Try as I might I couldn't find another. The rain subsided and the wind became warmer so I dropped the brolly and set up a float rod to fish the clearing between a patch of lilies and an overhanging tree and resumed my carassin activities interspersed with a b***m that a passing old French guy identified as the much rarer and more desirable silver version. No scale count or checking the eye, Monsieur said "Argent" and that was that. Also an eel and a couple of roach gate crashed the carassin bash and then like yesterday, they stopped biting. The swim was bubbling like a hot tub and my float was being carried this way and that without a proper bite. Working on the principal that they were only feeding where my bait was I worked through the ingredients: hemp, wheat, maize, sweetcorn, groundbait paste, bread and the shrimps to no avail. Time for bed said Zebedee!
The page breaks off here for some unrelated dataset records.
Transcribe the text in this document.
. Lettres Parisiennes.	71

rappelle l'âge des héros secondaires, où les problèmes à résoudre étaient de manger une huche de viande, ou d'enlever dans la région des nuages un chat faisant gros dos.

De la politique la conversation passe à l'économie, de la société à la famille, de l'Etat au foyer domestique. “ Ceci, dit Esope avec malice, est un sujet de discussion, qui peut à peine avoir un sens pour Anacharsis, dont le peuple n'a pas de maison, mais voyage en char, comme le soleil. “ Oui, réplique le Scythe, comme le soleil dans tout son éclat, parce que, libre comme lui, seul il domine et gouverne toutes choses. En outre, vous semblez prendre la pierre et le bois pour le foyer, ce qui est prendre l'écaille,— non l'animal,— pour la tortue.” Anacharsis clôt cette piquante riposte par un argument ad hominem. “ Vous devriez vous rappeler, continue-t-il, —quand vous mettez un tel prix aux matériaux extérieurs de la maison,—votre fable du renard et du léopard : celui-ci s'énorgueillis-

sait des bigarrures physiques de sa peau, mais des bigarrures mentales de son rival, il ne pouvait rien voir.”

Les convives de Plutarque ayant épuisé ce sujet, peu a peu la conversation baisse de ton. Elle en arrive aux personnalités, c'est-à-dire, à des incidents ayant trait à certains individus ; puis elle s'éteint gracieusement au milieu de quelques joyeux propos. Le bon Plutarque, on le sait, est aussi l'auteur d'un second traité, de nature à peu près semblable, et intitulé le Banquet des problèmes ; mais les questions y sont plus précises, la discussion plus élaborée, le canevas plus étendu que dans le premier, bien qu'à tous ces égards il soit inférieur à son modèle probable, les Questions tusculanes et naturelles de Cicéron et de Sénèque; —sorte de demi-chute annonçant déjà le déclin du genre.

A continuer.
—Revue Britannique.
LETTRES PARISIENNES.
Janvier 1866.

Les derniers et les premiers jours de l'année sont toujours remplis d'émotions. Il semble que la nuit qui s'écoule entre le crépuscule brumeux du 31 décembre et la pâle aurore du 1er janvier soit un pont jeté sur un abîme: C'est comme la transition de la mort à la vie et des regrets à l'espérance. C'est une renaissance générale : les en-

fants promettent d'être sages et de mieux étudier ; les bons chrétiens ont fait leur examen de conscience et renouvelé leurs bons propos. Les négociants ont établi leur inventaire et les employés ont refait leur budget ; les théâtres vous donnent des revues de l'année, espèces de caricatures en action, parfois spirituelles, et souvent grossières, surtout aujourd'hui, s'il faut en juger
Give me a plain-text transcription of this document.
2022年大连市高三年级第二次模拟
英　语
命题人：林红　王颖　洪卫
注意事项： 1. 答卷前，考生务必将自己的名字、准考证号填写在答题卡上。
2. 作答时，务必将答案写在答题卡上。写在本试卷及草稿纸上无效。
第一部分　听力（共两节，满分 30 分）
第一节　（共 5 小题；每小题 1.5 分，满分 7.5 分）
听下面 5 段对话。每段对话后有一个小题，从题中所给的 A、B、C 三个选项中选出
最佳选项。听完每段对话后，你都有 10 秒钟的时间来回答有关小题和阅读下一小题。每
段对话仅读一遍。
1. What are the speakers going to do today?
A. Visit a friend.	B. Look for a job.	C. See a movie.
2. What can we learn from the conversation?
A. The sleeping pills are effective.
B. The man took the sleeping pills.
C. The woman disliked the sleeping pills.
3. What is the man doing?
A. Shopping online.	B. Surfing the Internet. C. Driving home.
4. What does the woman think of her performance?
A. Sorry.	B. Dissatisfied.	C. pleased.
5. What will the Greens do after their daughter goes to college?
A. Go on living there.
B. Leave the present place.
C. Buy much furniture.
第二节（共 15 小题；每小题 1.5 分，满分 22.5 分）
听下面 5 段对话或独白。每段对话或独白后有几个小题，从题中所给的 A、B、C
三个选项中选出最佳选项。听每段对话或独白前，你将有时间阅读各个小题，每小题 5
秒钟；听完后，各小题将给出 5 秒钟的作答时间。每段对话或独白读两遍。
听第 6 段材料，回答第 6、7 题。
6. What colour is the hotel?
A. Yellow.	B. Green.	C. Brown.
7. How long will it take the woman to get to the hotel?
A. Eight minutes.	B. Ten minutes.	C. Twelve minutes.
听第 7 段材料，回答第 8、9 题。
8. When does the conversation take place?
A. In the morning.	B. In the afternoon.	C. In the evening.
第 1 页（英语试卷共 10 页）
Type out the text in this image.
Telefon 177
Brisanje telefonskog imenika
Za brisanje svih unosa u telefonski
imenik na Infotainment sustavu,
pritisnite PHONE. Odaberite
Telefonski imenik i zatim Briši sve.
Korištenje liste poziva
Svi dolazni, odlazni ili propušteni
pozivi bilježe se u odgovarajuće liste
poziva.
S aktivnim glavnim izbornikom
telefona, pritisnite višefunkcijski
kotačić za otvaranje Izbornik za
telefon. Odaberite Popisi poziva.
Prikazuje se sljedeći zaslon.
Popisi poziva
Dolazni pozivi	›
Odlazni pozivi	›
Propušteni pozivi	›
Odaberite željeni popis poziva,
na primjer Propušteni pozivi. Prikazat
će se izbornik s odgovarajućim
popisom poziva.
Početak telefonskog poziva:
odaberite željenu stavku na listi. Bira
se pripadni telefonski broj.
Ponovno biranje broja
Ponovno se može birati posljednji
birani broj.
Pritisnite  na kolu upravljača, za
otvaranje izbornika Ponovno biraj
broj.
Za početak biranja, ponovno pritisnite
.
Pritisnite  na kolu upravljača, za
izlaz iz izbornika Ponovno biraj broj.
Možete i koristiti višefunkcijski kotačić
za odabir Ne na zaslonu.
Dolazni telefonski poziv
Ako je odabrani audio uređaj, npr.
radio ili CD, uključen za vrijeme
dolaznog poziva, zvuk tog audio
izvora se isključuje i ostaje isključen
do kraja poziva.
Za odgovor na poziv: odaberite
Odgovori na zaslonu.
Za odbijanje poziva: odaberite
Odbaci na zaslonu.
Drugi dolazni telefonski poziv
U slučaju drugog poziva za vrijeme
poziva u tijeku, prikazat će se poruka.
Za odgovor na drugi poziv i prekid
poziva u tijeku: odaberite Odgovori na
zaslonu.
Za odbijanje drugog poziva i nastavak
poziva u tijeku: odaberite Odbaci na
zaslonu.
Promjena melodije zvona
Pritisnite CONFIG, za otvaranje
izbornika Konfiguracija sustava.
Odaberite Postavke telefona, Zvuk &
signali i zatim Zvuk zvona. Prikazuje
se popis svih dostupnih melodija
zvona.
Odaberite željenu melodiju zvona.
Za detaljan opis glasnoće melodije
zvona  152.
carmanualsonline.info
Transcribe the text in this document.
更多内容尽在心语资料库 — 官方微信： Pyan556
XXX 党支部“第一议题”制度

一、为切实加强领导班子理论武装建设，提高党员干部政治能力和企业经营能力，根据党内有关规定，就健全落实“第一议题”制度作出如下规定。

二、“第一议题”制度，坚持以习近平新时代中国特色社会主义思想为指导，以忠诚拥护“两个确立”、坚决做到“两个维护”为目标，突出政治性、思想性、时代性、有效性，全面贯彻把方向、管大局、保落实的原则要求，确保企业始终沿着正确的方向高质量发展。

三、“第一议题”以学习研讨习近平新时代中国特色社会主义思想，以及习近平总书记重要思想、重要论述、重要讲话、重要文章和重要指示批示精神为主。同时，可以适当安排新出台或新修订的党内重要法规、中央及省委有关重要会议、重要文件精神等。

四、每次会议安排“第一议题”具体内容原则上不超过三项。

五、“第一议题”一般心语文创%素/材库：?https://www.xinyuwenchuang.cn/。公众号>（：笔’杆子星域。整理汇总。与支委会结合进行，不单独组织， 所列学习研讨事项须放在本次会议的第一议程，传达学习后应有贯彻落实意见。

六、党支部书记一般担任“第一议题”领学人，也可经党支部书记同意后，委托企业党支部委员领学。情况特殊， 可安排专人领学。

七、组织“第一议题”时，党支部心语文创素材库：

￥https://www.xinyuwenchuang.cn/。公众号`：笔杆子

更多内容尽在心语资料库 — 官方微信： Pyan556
This morning I was up at the crack of eight and packed the van to move to the other end of town, closer to the sea and a better chance of the elusive mullet. Nothing seen in the town centre canals so off into the estuary part and set up in a previously reliable swim where I've caught them alongside a reed bed. Put the quiver feeder outfit out and then got the float rod ready. Had three wrap rounds before I got the float rod prepared and more carassins to the tally. This resumed with the float rod.
And by midday the distant thunder alerted me to the fact that I needed to be home by evening and preferably without getting drenched so I walked the ten minutes back to the van and had lunch before returning to chez-nous. Little Wife has indicated that I shall be allowed another venture in a few weeks when hopefully the mullet will have arrived, but not yet the tourists.